NOTE: Figure 2 zooms in on North Philadelphia - with Center City directly at the bottom of the image. The tract encompassing Fetonville and sections of Juniata is highlighted, and its individual Economy metrics are displayed in the left panel.
Figure 3 illustrates the proportion of total businesses within a census tract that are owned by a person of color or a woman; a useful metric for measuring financial inclusion and shared prosperity across municipalities. Publicly available, fine-grained, and localized data about businesses owned by people of color is hard to find, so the MasterCard initiative is quite valuable. The data reveal some bright spots: for example, the highest concentrations of businesses owned by women and people of color are in parts of West Kensington, Glenwood, Fairhill, Nicetown-Tioga, and Germantown, far outstripping wealthier and whiter sections of Center City. In fact, Nicetown-Tioga scored a 94 for minority- and women-owned businesses in 2019, while Rittenhouse Square and Society Hill scored 17 and 29, respectively. Data like these can inform policy decisions, such as where to target investment in commercial corridors.
NOTE: Figure 3 zooms in on North Philadelphia - with Center City directly at the bottom of the image. The tract encompassing Nicetown-Tioga is highlighted, and its individual Economy metrics are displayed in the left panel.

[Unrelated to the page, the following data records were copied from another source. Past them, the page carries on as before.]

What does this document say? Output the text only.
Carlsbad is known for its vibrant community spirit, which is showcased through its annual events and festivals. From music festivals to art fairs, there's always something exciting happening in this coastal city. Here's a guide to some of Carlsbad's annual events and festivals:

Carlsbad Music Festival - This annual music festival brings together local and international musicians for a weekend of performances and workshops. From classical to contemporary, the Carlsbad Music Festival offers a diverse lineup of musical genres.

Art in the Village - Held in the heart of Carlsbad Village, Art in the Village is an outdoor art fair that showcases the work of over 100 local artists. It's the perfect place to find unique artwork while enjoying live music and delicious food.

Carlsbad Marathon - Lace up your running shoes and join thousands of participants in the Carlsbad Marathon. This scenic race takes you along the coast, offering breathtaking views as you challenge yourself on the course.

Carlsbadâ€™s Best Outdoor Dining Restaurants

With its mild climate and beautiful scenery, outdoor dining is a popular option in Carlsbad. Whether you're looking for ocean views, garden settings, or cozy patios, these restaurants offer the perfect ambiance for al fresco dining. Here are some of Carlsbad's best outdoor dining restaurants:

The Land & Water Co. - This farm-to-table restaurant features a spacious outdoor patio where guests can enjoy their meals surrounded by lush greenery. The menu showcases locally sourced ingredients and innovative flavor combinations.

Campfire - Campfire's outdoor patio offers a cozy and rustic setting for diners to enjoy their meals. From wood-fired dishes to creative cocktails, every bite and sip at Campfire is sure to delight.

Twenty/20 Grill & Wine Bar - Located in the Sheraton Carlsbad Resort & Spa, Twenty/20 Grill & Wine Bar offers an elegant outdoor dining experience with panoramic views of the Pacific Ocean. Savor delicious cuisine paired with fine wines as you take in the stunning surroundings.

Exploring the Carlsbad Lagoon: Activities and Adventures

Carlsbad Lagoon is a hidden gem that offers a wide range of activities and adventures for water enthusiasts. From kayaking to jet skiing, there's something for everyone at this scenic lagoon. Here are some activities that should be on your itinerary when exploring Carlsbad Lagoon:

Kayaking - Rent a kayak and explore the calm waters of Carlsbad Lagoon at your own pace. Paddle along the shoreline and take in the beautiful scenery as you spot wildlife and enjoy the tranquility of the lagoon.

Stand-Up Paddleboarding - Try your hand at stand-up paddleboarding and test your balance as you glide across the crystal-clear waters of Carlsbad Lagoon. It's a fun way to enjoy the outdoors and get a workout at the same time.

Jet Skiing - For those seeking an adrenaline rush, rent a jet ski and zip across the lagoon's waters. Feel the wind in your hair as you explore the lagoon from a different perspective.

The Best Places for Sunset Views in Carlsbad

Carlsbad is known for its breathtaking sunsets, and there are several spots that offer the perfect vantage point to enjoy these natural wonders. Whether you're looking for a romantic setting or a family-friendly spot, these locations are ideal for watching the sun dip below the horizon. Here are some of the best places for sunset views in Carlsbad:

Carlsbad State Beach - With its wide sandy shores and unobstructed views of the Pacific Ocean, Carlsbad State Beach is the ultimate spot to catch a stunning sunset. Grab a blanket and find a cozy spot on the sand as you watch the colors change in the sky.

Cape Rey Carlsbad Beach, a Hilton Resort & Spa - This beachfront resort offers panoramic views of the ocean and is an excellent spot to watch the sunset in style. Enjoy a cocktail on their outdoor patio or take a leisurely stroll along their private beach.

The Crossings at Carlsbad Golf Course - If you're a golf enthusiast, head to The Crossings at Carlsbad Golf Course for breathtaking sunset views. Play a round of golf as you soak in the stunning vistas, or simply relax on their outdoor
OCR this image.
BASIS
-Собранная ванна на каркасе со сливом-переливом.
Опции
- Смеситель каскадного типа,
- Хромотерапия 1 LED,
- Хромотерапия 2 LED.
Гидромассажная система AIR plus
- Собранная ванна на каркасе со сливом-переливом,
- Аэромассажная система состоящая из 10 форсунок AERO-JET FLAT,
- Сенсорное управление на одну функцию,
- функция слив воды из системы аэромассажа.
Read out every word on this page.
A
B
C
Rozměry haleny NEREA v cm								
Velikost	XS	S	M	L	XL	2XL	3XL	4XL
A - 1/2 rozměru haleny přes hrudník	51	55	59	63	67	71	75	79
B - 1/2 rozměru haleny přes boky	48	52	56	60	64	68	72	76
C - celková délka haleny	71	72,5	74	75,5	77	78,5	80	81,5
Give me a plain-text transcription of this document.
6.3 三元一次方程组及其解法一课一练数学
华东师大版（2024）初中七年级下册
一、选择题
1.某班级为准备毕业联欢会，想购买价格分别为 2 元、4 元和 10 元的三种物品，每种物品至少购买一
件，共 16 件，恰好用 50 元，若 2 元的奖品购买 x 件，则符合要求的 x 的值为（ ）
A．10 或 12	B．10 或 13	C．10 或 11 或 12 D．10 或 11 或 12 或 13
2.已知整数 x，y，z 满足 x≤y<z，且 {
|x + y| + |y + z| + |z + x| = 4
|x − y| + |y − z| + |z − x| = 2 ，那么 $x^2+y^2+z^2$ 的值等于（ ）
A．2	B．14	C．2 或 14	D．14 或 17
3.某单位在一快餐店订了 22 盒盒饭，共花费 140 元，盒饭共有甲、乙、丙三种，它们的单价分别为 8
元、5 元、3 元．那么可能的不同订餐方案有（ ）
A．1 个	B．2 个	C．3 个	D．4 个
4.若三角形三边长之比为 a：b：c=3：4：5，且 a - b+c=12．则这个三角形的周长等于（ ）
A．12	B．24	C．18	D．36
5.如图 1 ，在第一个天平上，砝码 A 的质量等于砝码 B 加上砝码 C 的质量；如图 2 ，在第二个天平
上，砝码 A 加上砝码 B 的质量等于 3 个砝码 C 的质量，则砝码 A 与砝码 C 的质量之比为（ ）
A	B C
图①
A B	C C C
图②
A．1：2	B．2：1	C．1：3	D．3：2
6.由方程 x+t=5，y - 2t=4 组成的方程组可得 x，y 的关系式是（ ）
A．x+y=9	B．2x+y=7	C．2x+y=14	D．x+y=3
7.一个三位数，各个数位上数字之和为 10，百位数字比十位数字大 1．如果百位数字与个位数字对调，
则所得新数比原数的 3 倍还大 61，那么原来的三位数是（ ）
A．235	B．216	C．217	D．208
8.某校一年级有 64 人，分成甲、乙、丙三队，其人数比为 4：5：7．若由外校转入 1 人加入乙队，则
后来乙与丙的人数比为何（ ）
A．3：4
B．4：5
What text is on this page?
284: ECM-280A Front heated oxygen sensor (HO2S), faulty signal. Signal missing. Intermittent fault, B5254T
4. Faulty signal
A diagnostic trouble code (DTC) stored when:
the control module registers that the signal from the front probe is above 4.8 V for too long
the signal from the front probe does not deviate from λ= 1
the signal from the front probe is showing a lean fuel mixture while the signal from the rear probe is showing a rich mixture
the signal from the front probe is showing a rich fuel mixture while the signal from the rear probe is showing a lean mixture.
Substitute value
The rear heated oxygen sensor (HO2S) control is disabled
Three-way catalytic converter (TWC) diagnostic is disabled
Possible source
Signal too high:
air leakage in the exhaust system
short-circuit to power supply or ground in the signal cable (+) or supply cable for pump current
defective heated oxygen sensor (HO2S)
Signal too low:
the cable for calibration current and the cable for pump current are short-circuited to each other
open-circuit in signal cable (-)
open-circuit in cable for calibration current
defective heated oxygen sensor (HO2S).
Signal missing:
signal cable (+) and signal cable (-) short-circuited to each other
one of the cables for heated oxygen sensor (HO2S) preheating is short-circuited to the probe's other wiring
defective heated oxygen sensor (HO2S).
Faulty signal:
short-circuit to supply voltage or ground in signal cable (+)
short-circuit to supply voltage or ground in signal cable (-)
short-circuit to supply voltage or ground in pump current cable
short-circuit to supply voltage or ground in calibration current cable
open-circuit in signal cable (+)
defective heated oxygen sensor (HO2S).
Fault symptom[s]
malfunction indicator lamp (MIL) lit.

Metrics of inclusive growth and shared economic prosperity will be vital assets for further understanding both the need for and impact of ongoing economic development initiatives. In addition to our work with PolicyHub, the Economy League looks forward to digging deeper with these data to identify areas in need of more targeted workforce development practices, more business investment from local anchor institutions, and new innovative ideas to address continuing disparities.